Nielsen was referring to new numbers from the Department of Health and Human Services that show, as of June 19, 81.3 percent of children’s status upon arrival is unaccompanied at the border, and 18.7 percent is separated from a legal guardian.
"These children, some of them were raped, they’re abused," she said. "Many of them come, they’re already recruited into a gang because that was the only way they could survive the travel. This is not only a humanitarian issue."
Looming over her remarks was her controversial response to the immigration crisis at the border, and her role as the public face of the Trump administration's immigration policy under which every adult who crossed the border illegally was criminally prosecuted, leading to children being separated from their parents.
"We have done everything that we can do within the executive branch to both secure our borders, uphold our ideals and protects our communities but we need Congress to act," she asserted.
In her first remarks since the president signed the executive order ending family separations, Nielsen reinforced the White House’s approach to confronting the immigration crisis by calling on Congress to act.
"What the president did yesterday is to try to make clear that what we don’t need to do as Americans is pit the enforcement of law against our humanitarian ideas," she said. "So we need to both at the same time.
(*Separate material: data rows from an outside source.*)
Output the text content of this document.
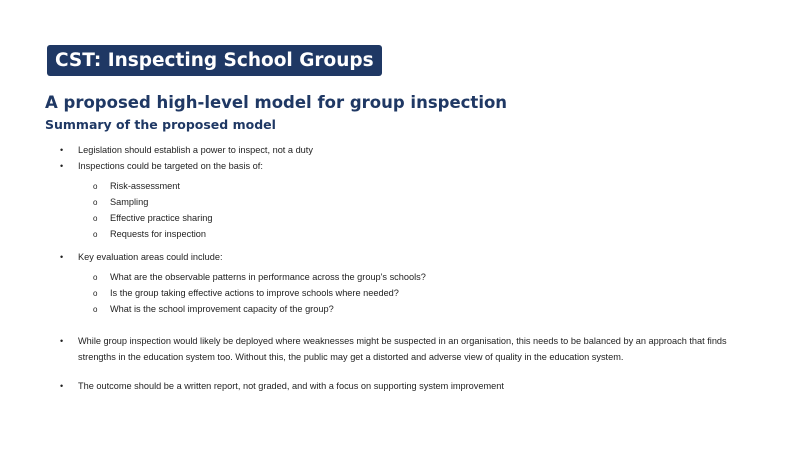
CST: Inspecting School Groups
A proposed high-level model for group inspection
Summary of the proposed model
• Legislation should establish a power to inspect, not a duty
• Inspections could be targeted on the basis of:
o Risk-assessment
o Sampling
o Effective practice sharing
o Requests for inspection
• Key evaluation areas could include:
o What are the observable patterns in performance across the group's schools?
o Is the group taking effective actions to improve schools where needed?
o What is the school improvement capacity of the group?
• While group inspection would likely be deployed where weaknesses might be suspected in an organisation, this needs to be balanced by an approach that finds strengths in the education system too. Without this, the public may get a distorted and adverse view of quality in the education system.
• The outcome should be a written report, not graded, and with a focus on supporting system improvement
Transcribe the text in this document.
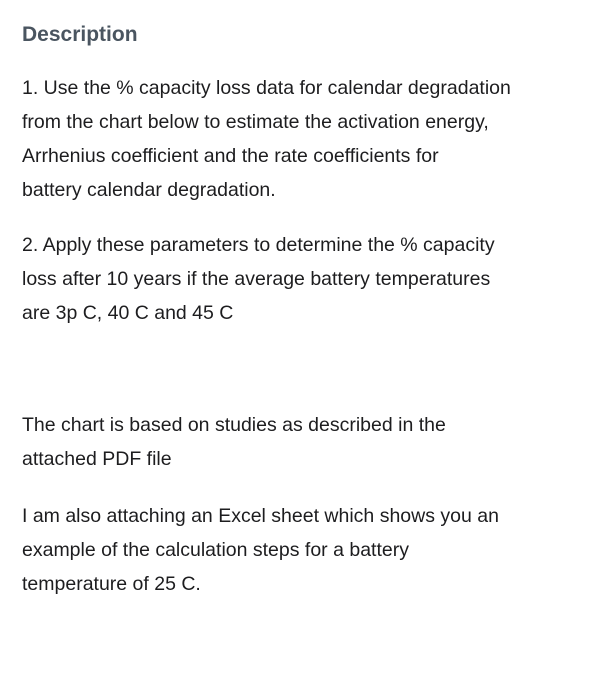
Description

1. Use the % capacity loss data for calendar degradation
from the chart below to estimate the activation energy,
Arrhenius coefficient and the rate coefficients for
battery calendar degradation.

2. Apply these parameters to determine the % capacity
loss after 10 years if the average battery temperatures
are 3p C, 40 C and 45 C

The chart is based on studies as described in the
attached PDF file

I am also attaching an Excel sheet which shows you an
example of the calculation steps for a battery
temperature of 25 C.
So what he tried to do is enable us to do that until Congress acts."
"I want to be very clear on this: Congress has the authority and responsibility to make the law of the land and to fix the immigration system," she added.
Turning up the pressure on Congress, Nielsen shared her support for a bill proposed by Rep. Michael McCaul, a Texas Republican and House Homeland Security Committee chairman, who questioned her at the forum.
"There is a lot coming across the border that we need to fix," she expressed. "What this legislation would let us do is actually secure the border. It would give us the resources, everything from infrastructure through to personnel through to technology to really have a wall system as a first line of defense."
Speaking directly to the congressman, she said, "What your bill helps us do is help those in need, stop the abuse, protect the United States and our communities by not letting gangs and dangerous criminals in, and reduce the flow of drugs. It will be a monumental increase moving forward to prevent these threats."
After the event concluded, Nielsen underscored her belief that Congress is accountable for closing "immigration loopholes" that she suggested are causing the crisis at the border.